Making Google's dominant index an open public resource would level the playing field in a dramatic way because rivals wouldn't have to build their own indexes from scratch.

The Search index as part of the public commons

Wouldn't this be taking something that belongs to Google, though?

Not really. The Search index is a collection of keywords and other data from websites that have been created by other people and other companies — not Google. Google doesn't own this stuff. Instead, it makes everyone else's content available through its Search engine.

So it's not too much of a stretch to require that Google make the index part of the public commons, that set of cultural and natural resources shared by everyone for the good of society.

Google's mission statement is "to organize the world's information and make it universally accessible and useful." What better way to make this more accessible than by sharing this index of the world's information without restraint?

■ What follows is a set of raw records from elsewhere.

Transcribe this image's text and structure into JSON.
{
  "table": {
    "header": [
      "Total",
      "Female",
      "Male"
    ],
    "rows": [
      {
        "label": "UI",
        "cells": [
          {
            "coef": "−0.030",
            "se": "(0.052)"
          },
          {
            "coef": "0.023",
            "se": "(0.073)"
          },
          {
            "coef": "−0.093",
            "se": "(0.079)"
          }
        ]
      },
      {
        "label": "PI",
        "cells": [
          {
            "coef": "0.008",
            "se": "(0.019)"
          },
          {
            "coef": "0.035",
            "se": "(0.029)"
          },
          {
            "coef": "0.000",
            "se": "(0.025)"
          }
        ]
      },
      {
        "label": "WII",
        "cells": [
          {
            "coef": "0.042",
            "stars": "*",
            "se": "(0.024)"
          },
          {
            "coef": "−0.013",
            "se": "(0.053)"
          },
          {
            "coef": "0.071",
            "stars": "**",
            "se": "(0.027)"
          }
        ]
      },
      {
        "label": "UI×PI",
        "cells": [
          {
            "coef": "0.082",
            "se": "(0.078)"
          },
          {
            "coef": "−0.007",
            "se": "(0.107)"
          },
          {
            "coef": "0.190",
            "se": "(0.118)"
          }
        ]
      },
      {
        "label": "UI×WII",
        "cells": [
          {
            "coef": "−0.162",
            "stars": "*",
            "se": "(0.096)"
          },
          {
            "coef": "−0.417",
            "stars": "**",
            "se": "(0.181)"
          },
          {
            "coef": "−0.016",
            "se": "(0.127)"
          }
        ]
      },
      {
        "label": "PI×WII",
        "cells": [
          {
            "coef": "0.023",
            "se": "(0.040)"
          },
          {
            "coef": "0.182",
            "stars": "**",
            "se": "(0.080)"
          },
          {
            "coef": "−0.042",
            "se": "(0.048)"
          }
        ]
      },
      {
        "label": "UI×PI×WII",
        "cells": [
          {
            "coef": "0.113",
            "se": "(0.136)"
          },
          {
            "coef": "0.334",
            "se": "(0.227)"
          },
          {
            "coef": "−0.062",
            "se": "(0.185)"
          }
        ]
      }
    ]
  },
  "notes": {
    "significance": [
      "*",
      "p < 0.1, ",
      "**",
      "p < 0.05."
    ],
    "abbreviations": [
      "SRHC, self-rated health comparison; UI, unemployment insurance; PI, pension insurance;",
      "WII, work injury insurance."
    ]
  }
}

An open index could spark new Search approaches

If this happened, I could imagine hundreds of new search products taking different, inventive ways to fetch, rank, and present all the information lurking in this huge index of data.

Judge Amit Mehta's monopoly decision identified Google's data advantage as a big reason alternative products like Microsoft's Bing are sometimes lower quality. So, creating a more competitive environment would require more equality in data. In the same way Bing powers DuckDuckGo, Google's open index could power other rival search engines that could offer different approaches to Google's search engine.

An API

This would be done through an open API, or application programming interface, which lets different applications communicate and share information.

Google could charge money for giving index access to large commercial players, while providing the index free to researchers and other smaller organizations, along with maybe a low price for startups.

An MVNO analogy

One analogy of how this can work is from the wireless industry. Mobile Virtual Network Operators, or MVNOs, offer cellular service for your smartphone. But they don't own their own network of cell towers and other expensive equipment. Instead, they pay to use the networks of Verizon, AT&T, and T-Mobile.

This arrangement has created a huge array of competing cellphone plans and providers, each offering different prices and features. One example of many is Credo Mobile, which uses Verizon's network but supports progressive social policies.

The 3 US telecom giants have invested billions of dollars building huge networks. They spend billions on upkeep of all this gear, too. They clearly own these assets. And yet, society has worked out a way for these assets to be shared more widely to encourage more competition and consumer choice.

In fact, Google already understands the benefits of making these types of valuable resources publicly available. The company has its own MVNO, called Google Fi, which pioneered the idea of using multiple cellular networks at the same time.

Now, if only this type of inventive competition could be applied to online search.

I asked Google and the DOJ about this idea. They both declined to comment.